Ближе к католическому Рождеству в разных местах Риги появляются странные конструкции – из самых разных материалов, разных размеров и форм, разве что в конфигурации есть что-то общее, коническое. Далеко не каждый из этих арт-объектов вызывает ассоциации с рождественско-новогодней елкой, но все они являются фантазиями именно на ее тему. Ежегодная акция, длящаяся с начала декабря до середины января, пышно называется фестиваль «Путь рождественских елок»
(На Ратушной площади, рядом с Домом Черноголовых в брусчатку вмурована восьмиугольная плита – якобы на том самом месте, где в 1510 году впервые в мире установили и нарядили родившуюся в лесу елочку.

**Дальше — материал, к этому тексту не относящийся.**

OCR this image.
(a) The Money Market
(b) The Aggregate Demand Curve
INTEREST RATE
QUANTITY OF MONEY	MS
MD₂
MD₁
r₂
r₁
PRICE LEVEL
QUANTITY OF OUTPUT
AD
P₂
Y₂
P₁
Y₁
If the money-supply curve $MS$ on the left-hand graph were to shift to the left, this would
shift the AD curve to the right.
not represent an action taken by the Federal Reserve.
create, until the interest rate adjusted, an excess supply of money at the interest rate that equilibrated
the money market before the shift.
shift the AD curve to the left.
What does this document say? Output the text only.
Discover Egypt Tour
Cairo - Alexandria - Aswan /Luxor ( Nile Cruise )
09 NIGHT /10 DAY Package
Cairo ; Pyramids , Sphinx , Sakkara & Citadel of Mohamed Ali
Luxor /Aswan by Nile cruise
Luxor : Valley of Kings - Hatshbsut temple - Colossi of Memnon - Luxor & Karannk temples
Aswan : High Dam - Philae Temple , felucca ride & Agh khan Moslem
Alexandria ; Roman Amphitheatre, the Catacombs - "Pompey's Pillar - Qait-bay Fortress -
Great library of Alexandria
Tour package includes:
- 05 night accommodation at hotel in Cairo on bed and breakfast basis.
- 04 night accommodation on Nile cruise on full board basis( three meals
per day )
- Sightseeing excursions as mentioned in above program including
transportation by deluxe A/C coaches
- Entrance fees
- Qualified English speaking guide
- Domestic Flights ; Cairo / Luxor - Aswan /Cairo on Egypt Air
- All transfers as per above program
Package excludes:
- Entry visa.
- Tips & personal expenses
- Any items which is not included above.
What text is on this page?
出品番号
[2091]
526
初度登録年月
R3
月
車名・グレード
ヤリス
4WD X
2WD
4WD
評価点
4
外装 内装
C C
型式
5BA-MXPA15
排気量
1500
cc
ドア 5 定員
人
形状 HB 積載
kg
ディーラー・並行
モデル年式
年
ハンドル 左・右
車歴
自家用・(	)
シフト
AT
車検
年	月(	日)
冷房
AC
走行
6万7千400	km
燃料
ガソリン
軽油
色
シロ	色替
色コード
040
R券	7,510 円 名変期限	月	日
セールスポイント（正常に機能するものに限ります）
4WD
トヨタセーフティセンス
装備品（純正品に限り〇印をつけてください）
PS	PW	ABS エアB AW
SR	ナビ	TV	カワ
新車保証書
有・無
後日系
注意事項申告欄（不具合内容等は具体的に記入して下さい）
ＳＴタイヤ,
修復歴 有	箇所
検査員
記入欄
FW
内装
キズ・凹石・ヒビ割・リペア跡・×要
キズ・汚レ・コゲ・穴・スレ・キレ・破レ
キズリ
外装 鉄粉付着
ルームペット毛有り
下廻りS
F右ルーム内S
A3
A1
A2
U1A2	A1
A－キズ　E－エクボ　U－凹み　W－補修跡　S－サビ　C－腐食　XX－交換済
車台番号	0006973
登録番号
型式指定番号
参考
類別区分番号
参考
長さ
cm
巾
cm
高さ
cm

Имеется, ясное дело, и легенда – согласно ей, как раз эти самые Черноголовые (купцы братства святого Маврикия, о котором позже) «из лесу елочку взяли домой» – привезли в город самое рослое дерево, какое сумели найти, чтобы горожане могли зимой греться у большого костра. Но пока для него искали место, ель украсили, чем могли, местные дети – с этого, мол, и пошел обычай. Это, конечно, сказка, а документальные свидетельства о том, как в столице Ливонии наряжали елку в 1510-м, обрывочны и туманны. Что, разумеется, не помешало Риге громко отметить пятисотлетие события под Рождество 2010-го. Еще громче были полуанекдотические международные скандалы, предварявшие юбилей.
Понятно, что «Родина рождественской елки» – туристический бренд. Зимние праздники – всемирный «час пик»: миллионы людей едут отмечать их куда-нибудь подальше от дома, и заманить побольше народу к себе – задача любого города с амбициями туристической столицы. Вон, финны вовремя подсуетились, объявив местом жительства Санта-Клауса свой городок Рованиеми – и теперь там в каждом декабре столпотворение (даром, что ни святой Николай Мирликийский, послуживший прообразом Санта-Клауса, ни компания «Кока-Кола», чьим рекламным лицом он стал в 1930-х годах, чтобы в этом качестве покорить мир, не имеют к Финляндии ни малейшего отношения). И когда Рига заявила свои права на елку, у нее моментально объявились конкуренты.
Сколько-нибудь достоверных данных о том, кто, где и когда именно положил начало едва ли не самому популярному в сегодняшнем мире обычаю, нет и быть не может. Традиция украшать деревья коренится в глубокой языческой древности, а к христианскому Рождеству этот ритуал, как считается, приспособили в средневековой Германии. Но ведь Рига начала XVI века была немецким городом – так что упоминание о рижской елке 1510 года вполне объяснимо. Вот только власти других городов некогда немецкого ареала находят собственные доказательства «права первородства» – ничуть не менее шаткие, но отсылающие к еще более седой старине. Например, таллинцы объявили, что у них елку нарядили на семьдесят лет раньше, а значит, новогодние туристы должны ехать в Эстонию. Тогдашние хвойные межгосударственные страсти рижский мэр Ушаков иронично назвал «елочной войной». Жертв и разрушений удалось избежать: помирились на том, что родина обычая – Ливония, в которую входили и Рига, и Ревель (нынешний Таллин).
Рождественские традиции – такое же немецкое вложение в будущую туристическую индустрию будущей латвийской столицы, как рижская готика. Главный всемирный зимний праздник с его елками, елочными игрушками, гофмановским «Щелкунчиком» – в первую очередь германское изобретение. В этом легко убедиться, съездив, например, в баварский Ротенбург-на-Таубере, где Немецкий музей Рождества занимает целый квартал и круглогодично продаются гирлянды, шары и щелкунчики. Рига, будучи в деле эксплуатации рождественского духа прилежным учеником, упирает не на количество, а на уникальность. В здешних музеях елочных игрушек куда меньше, зато рижский экспонат – один из самых старых в мире.